Green Bonds, or green bonds, are financial instruments whose main purpose is to promote, through the use of financial resources, sustainability.
These are debt securities designed to support initiatives and projects that prioritize Environmental, Social, and Governance factors, such as renewable energy production, rational and responsible use of resources, and energy efficiency.
The types of interventions covered by green bonds can vary from sector to sector, such as transportation and logistics, infrastructure, construction, waste management, etc.
The first issue of a green bond was in 2007 by the European Investment Bank.
In Italy, Green Bonds made their debut in 2014 thanks to Hera, a multi-utility in Emilia, which launched a 10-year, €500 million bond.
In this content we delve into the concept of green bonds, with a focus on the sustainable financial investment market.
European and national regulations on green bonds
To understand what Green Bonds are and the entities that issue them, it is crucial to examine the regulatory framework, especially at the international level.

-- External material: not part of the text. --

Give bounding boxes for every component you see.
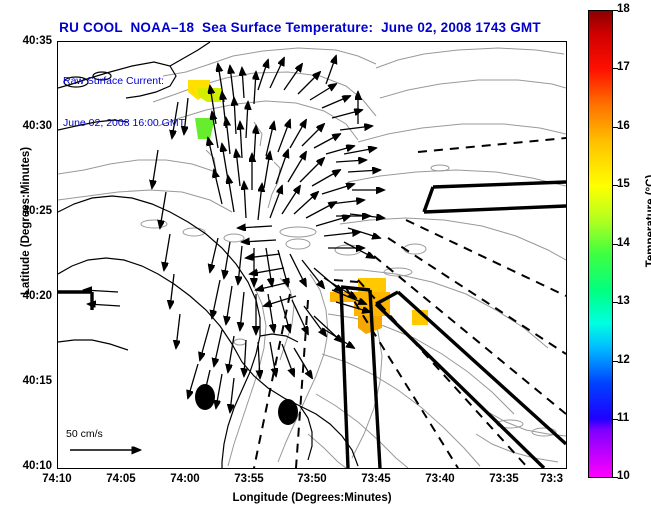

The International Capital Markets Association (ICMA) has pioneered the introduction of “Green Bond Principles,” defining a list of interventions that can be financed.
Subsequently, the European Union regulated the sector with its own guidelines through the development of standalone standards for green bonds in the EU.
This process was launched in 2018 with the European Action Plan for Financing Sustainable Growth, an integral part of the European Green Deal. A standard involving the creation of a list of authorized certifiers.
Only bodies approved by ESMA, the EU’s Financial Markets Authority, can provide a second opinion on funded projects.
This mechanism is a reaction of European law to possible greenwashing on Green Bonds, and thus a form of protection from false and misleading information about the sustainable initiatives that are the subject of Green Bonds.
In addition to the above-mentioned principle of the so-called second opinion, the European standard includes three other criteria, namely:
- Alignment of funds raised with European taxonomy regulations;
- Full transparency in the use of resources from Green Bonds;
- External evaluation to certify compliance with rules and rates of funded projects.
In Italy, Borsa Italiana has launched several initiatives to promote the adoption and dissemination of Green Bonds.
By participating in the United Nations Sustainable Stock Exchange Initiative and joining the Climate Bonds Initiative through London Stock Exchange, Borsa Italiana has amply demonstrated its commitment to fostering the transparency of Green Bond issuers regarding their ESG choices, providing investors with specific indices and analyses that could ensure transparency and truthfulness of information.
Sustainable finance instruments: the green bond market
There has been a significant evolution in the issuance of Green Bonds in recent years, parallel to the increased importance of ESG factors and environmental sustainability issues.
A key point of this transformation is the fact that, initially, international financial institutions such as the EIB or the World Bank were the main issuers of Green Bonds.
Over time, however, individual companies and business consortia have also begun to use such financial instruments to support their ecological transition, especially in developing countries and emerging economies, in order to achieve the UN’s Sustainable Development Goals contained in the 2030 Agenda.
In Italy, companies such as Enel, Cdp, Ferrovie dello Stato and Intesa Sanpaolo are among the most active in issuing Green Bonds.
A further sign of this development is the negotiation of the largest corporate Green Bond in Europe, issued by Enel Finance International and guaranteed by Enel Spa, with a total value of 1.25 billion euros and maturity set for September 16, 2024.
Since 2007, the Green Bond market has grown a lot, in 2021 surpassing USD 500 billion for the first time, marking a 75% increase over 2020.
Europe stood out as the region with the largest green bond issuance in 2020, accounting for 51 percent of the global volume.
Green Bonds represent an unprecedented investment opportunity because they provide an incentive for companies to operate according to ESG criteria.
In addition, the protection on the veracity of information guaranteed by European legislation on certification bodies make Green Bonds a protected instrument from the risk of greenwashing.
Sustainable engagement starts with your business
Valuing sustainable business choices focused on Environmental, Social and Governance criteria means looking at a way of doing business that is innovative and oriented toward future trends.
Investing in sustainability is not only a guarantee of social responsibility, but is a successful strategic choice for brands that wish to gain a competitive advantage in the marketplace, including the capital market and ESG investments.